Ad ogni modo, siamo sicuri che Salvini non abbia agito per caso. Anzi, quando nuovamente si parlerà di ius soli potrà difendere il suo rifiuto per un ddl in merito dalle accuse di razzismo proprio citando a sua difesa la concessione della cittadinanza a Ramy, per la quale ha insistito a sottolineare di essere l’unico responsabile.
L’inutilità di Di Maio
Perché in fondo Salvini può accettare di far storcere il naso alla sua base, in fondo è la prima volta che succede, ma è molto meno disposto a farsi rubare il merito della decisione presa dai suoi compagni di governo.E quando il ministro dell’Interno afferma di essersi «convinto da solo», il riferimento al collega di vicepresidenza Luigi di Maio è chiaro. «Nei giorni scorsi avevo inviato una lettera proprio ai ministeri competenti per chiedere loro di conferire la cittadinanza per meriti speciali al piccolo Ramy.

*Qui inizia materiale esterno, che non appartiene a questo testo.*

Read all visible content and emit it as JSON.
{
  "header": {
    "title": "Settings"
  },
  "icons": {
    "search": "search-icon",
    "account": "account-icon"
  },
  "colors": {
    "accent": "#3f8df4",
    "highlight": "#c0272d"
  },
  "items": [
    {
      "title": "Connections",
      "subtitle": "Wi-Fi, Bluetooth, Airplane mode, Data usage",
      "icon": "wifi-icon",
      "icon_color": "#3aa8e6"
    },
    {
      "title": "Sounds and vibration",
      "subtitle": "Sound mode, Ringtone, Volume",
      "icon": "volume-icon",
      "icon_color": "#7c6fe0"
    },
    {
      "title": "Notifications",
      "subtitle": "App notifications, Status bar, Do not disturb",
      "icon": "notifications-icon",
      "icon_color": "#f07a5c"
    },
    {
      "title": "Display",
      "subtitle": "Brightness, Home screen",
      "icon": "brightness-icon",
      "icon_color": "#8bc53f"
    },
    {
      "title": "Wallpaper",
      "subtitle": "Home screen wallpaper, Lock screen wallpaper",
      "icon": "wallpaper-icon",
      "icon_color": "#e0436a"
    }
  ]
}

Sono felice di aver convinto anche Salvini sulla cittadinanza a questo bambino», così aveva parlato infatti il leader del Movimento Cinque Stelle.
Ma in realtà i Cinque Stelle hanno perso l’ennesima occasione per porsi in modo critico verso la politica leghista, assecondando la scelta di Salvini di annacquare la questione della cittadinanza ai nuovi italiani riducendola al caso specifico della cittadinanza-premio a Ramy e Adam.
Insomma, quando tra qualche mese si ripenserà a questo caso verranno in mente i tentennamenti di Salvini, le interviste in tv ai ragazzini e ai loro parenti, ma di certo non le parole di Di Maio. Che dell’incapacità di tenere testa al leader della Lega perfino nel suo momento di maggiore difficoltà ne pagherà le conseguenze.